Scratch Beet Gnocchi with Fresh Chevre
- 2 Lb (600 g) Floury Potatoes (i.e. Russets).
- 3 Small to Medium Sized Beets.
- 300 g + 200 g White All-Purpose Flour.
- 1 Free-Rage, Organic Egg Yolk.
- 1 Tsp Nutmeg.
- Extra Virgin Olive Oil.
- Kosher Salt & Fresh Cracked Black Pepper.
- Fresh Chevre, to serve.
- Pre-heat your oven to 400 degrees F.
- Wash and dry the potatoes and beets thoroughly. Poke a few holes in the potatoes skin with a fork to release the heat while they’re cooking (or they may burst in your oven – messy!), rub with some olive oil and place on a baking sheet. Place the beets in a roasting pan and drizzle with olive oil and season with salt pepper. Shake to coat. Cover. Bake both in the oven for about an hour or until fork tender. Remove from the oven and let cool about 4 minutes or until you can handle them.
- While those are cooking, mix together 300g of flour, the nutmeg, and some salt and pepper to taste.
- Now, peel the beets and place in a food processor. Process until pureed. Set aside.
- Grab an oven mitt and cut the potatoes in half. Scoop out the hot potato into a bowl and discard skins (eat these as you cook - yum!).Smash potatoes with a fork to eliminate lumps. Be gentle and work quickly – you want these little guys to be fluffy and hot, not pulverized and cold.
- Add the egg yolk to the potatoes and work through, followed by the warm beet puree.
- Once incorporated, add the flour mixture and gently mix in with your hands.
- Once it starts to hold together and look more like dough, generously flour your work surface, remove from the bowl, and knead the entire bit for about 3 – 4 minutes. Depending on the moisture content of your beets, you may or may not need to add more flour. You should be able to knead it without it sticking too badly to your fingers, though it will be more moist/sticky than normal gnocchi. Try not to add too much though or you will end up with heavy gnocchi.
- * To knead, use your palms to push down on the mixture, spreading it on the counter, fold over toward you, and turn 1/4 of a turn. Repeat. Repeat. Repeat. Repeat. Repeat.
- Once your kneading is done, break off a big handful of the stuff and roll out like a rope on the floured counter to about 3/4″ thick.Slice all the way down the rope into 1 inch pieces.Traditional gnocchi has little grooves in the top. You can do this with a fork but I never bother.
- Place “pillows” on a floured piece of parchment paper, cover with a towel and set aside until ready to cook.

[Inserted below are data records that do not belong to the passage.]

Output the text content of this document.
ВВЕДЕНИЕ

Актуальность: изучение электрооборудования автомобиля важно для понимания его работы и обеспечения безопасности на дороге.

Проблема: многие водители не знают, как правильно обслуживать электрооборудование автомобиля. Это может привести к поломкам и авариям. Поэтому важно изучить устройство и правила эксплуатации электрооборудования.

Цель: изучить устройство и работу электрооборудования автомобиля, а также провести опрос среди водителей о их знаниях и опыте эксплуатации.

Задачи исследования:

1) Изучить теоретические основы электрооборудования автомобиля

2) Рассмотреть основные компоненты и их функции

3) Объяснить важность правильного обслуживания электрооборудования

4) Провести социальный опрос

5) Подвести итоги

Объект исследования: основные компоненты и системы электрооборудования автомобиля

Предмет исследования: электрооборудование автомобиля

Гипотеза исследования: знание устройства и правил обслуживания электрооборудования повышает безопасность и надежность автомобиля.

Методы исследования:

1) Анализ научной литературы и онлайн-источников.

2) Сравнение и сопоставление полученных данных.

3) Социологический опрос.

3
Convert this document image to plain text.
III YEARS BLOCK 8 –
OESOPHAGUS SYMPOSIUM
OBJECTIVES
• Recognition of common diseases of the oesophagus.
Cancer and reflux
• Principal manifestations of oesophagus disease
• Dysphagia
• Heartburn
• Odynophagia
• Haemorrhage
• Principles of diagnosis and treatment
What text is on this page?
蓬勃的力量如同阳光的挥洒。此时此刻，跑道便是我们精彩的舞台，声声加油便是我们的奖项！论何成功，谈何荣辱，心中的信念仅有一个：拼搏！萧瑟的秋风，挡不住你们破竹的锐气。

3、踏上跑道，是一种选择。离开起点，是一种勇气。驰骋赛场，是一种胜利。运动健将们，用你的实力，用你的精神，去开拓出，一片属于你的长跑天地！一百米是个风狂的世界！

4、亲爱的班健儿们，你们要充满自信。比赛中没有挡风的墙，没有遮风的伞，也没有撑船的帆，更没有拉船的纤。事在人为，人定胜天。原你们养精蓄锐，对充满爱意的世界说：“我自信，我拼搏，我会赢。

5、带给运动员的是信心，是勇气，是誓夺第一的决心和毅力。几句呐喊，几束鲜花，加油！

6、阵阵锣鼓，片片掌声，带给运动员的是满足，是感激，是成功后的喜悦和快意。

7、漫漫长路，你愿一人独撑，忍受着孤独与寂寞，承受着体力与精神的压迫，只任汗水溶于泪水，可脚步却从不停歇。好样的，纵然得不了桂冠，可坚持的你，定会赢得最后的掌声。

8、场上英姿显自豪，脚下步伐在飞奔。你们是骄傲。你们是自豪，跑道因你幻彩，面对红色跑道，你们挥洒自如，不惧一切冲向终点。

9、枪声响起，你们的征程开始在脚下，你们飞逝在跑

- When you’re ready to cook them, bring a large pot of salted water to a boil. Drop in 10 to 12 gnocchi at a time and let cook for about 2 minutes. They will pop to the top of the water when they are done. Remove with a slotted spoon and place them in a shallow glass bowl or plate until all the gnocchi are done.
- At this point you can chuck some butter in a pan, melt, brown slightly and add the gnocchi. Coat. Dish up and top with fresh chevre. OR, if you made the braised short ribs, ladle 2 cups of the sauce into a pan, bring to a boil over medium heat, reduce by half and then stir in a tbsp or two of butter. Season if needed and toss with the gnocchi. Dish up and top with fresh Chevre.
Do you have a KitchenAid fixation? What tool can you NOT live without in the kitchen? Do you make your own gnocchi or pasta? Share below!